Der graue Raum:
Mo blinzelte und schlug die Augen auf.
„Luca? Luca!“
Verschwommene Farbkleckse wurden langsam zu gestochen scharfen Gesichtern. Gesichter, die er nie wiederzusehen geglaubt hatte.
„Eve?“, murmelte er.
Die Schwarzhaarige nickte ihm lächelnd zu, doch Traurigkeit lag in ihren Augen.
„War alles nur ein Traum?“, fragte Mo.
„Nein, Luca, war es nicht.“
„Dann ist das jetzt ein Traum.“
„Auch nicht.“ Eve streckte den Arm aus und half ihm in eine sitzende Position. Liam und Milo flankierten die Schwarzhaarige.
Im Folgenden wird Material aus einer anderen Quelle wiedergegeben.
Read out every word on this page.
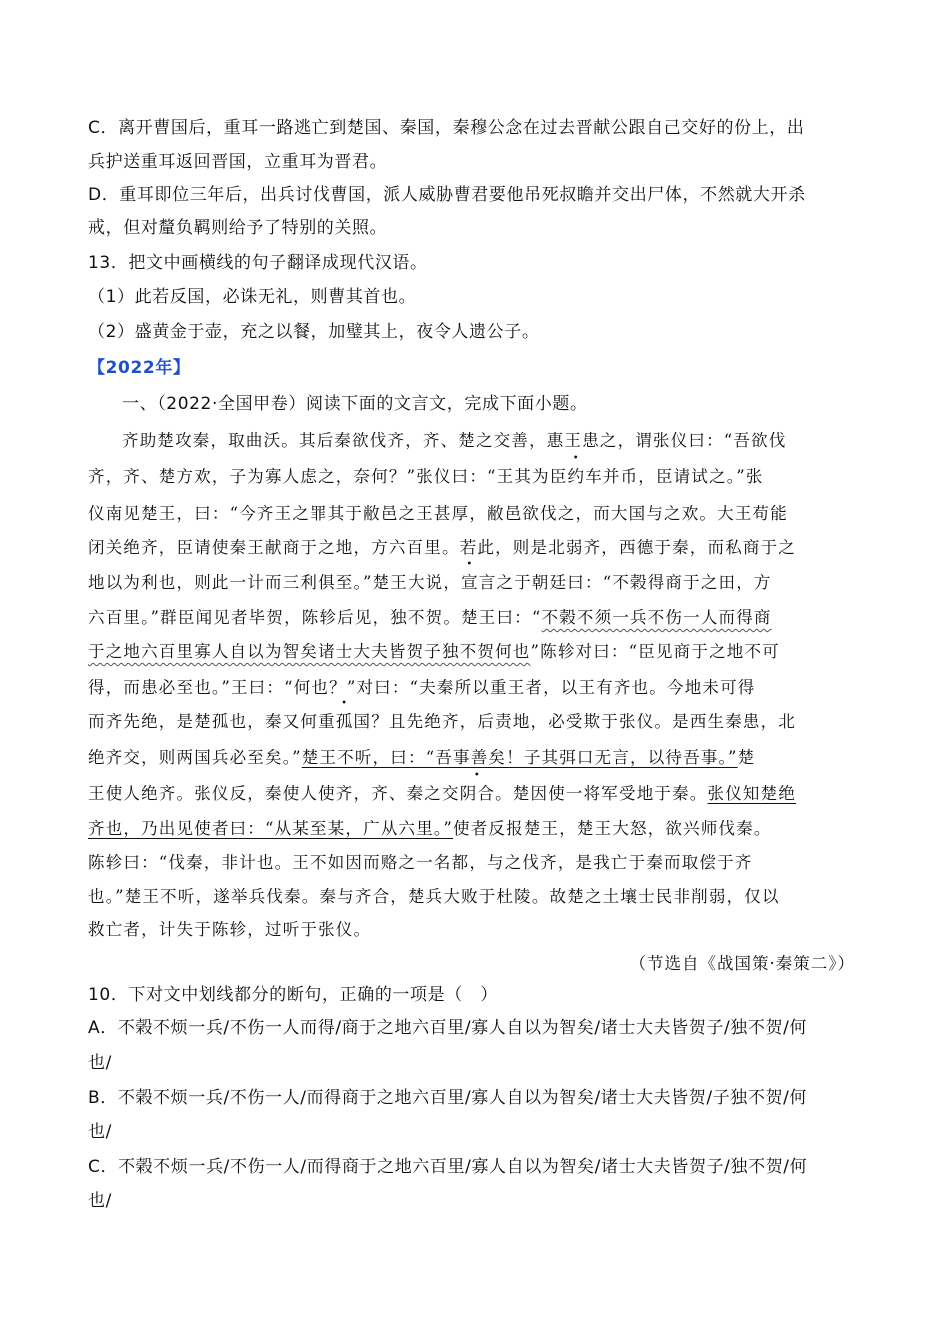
C．离开曹国后，重耳一路逃亡到楚国、秦国，秦穆公念在过去晋献公跟自己交好的份上，出
兵护送重耳返回晋国，立重耳为晋君。
D．重耳即位三年后，出兵讨伐曹国，派人威胁曹君要他吊死叔瞻并交出尸体，不然就大开杀
戒，但对釐负羁则给予了特别的关照。
13．把文中画横线的句子翻译成现代汉语。
（1）此若反国，必诛无礼，则曹其首也。
（2）盛黄金于壶，充之以餐，加璧其上，夜令人遗公子。
【2022年】
一、（2022·全国甲卷）阅读下面的文言文，完成下面小题。
齐助楚攻秦，取曲沃。其后秦欲伐齐，齐、楚之交善，惠王患之，谓张仪曰：“吾欲伐
齐，齐、楚方欢，子为寡人虑之，奈何？”张仪曰：“王其为臣约车并币，臣请试之。”张
仪南见楚王，曰：“今齐王之罪其于敝邑之王甚厚，敝邑欲伐之，而大国与之欢。大王苟能
闭关绝齐，臣请使秦王献商于之地，方六百里。若此，则是北弱齐，西德于秦，而私商于之
地以为利也，则此一计而三利俱至。”楚王大说，宣言之于朝廷曰：“不榖得商于之田，方
六百里。”群臣闻见者毕贺，陈轸后见，独不贺。楚王曰：“不榖不须一兵不伤一人而得商
于之地六百里寡人自以为智矣诸士大夫皆贺子独不贺何也”陈轸对曰：“臣见商于之地不可
得，而患必至也。”王曰：“何也？”对曰：“夫秦所以重王者，以王有齐也。今地未可得
而齐先绝，是楚孤也，秦又何重孤国？且先绝齐，后责地，必受欺于张仪。是西生秦患，北
绝齐交，则两国兵必至矣。”楚王不听，曰：“吾事善矣！子其弭口无言，以待吾事。”楚
王使人绝齐。张仪反，秦使人使齐，齐、秦之交阴合。楚因使一将军受地于秦。张仪知楚绝
齐也，乃出见使者曰：“从某至某，广从六里。”使者反报楚王，楚王大怒，欲兴师伐秦。
陈轸曰：“伐秦，非计也。王不如因而赂之一名都，与之伐齐，是我亡于秦而取偿于齐
也。”楚王不听，遂举兵伐秦。秦与齐合，楚兵大败于杜陵。故楚之土壤士民非削弱，仅以
救亡者，计失于陈轸，过听于张仪。
（节选自《战国策·秦策二》）
10．下对文中划线都分的断句，正确的一项是（　）
A．不榖不烦一兵/不伤一人而得/商于之地六百里/寡人自以为智矣/诸士大夫皆贺子/独不贺/何
也/
B．不榖不烦一兵/不伤一人/而得商于之地六百里/寡人自以为智矣/诸士大夫皆贺/子独不贺/何
也/
C．不榖不烦一兵/不伤一人/而得商于之地六百里/寡人自以为智矣/诸士大夫皆贺子/独不贺/何
也/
Mo rieb sich die Augen. „Was …?“ Er tastete sich ab. Er hatte keine Schmerzen, doch er fühlte die Delle im Leib, von dem Biss, den er nur knapp überlebt hatte.
„Du bist tot.“ Sams Stimme erklang hinter Milo und der Wächter kam in Sicht. Grinsend, trotz des seltsamen Raums, in dem Mo eben aufgewacht war. Es war ein Raum ohne Fenster oder Türen, dessen Wände allein aus grauen Ziegeln bestanden, und der zu klein war für die vielen Personen, die sich darin drängten.
Mo merkte, dass ihm der Mund offen stand, doch er konnte sich nicht überwinden, ihn zu schließen. Da standen Elaine und Elizabeth und diskutierten über irgendetwas. Dort standen einige Jungen und Mädchen, deren Gesichter ihm vertraut waren, Gäste der zweiten Tour, die er erlebt hatte, und neben ihnen stand Tee-jo, Sams sportliche, schwarzhaarige Schülerin, und neben ihr Mira.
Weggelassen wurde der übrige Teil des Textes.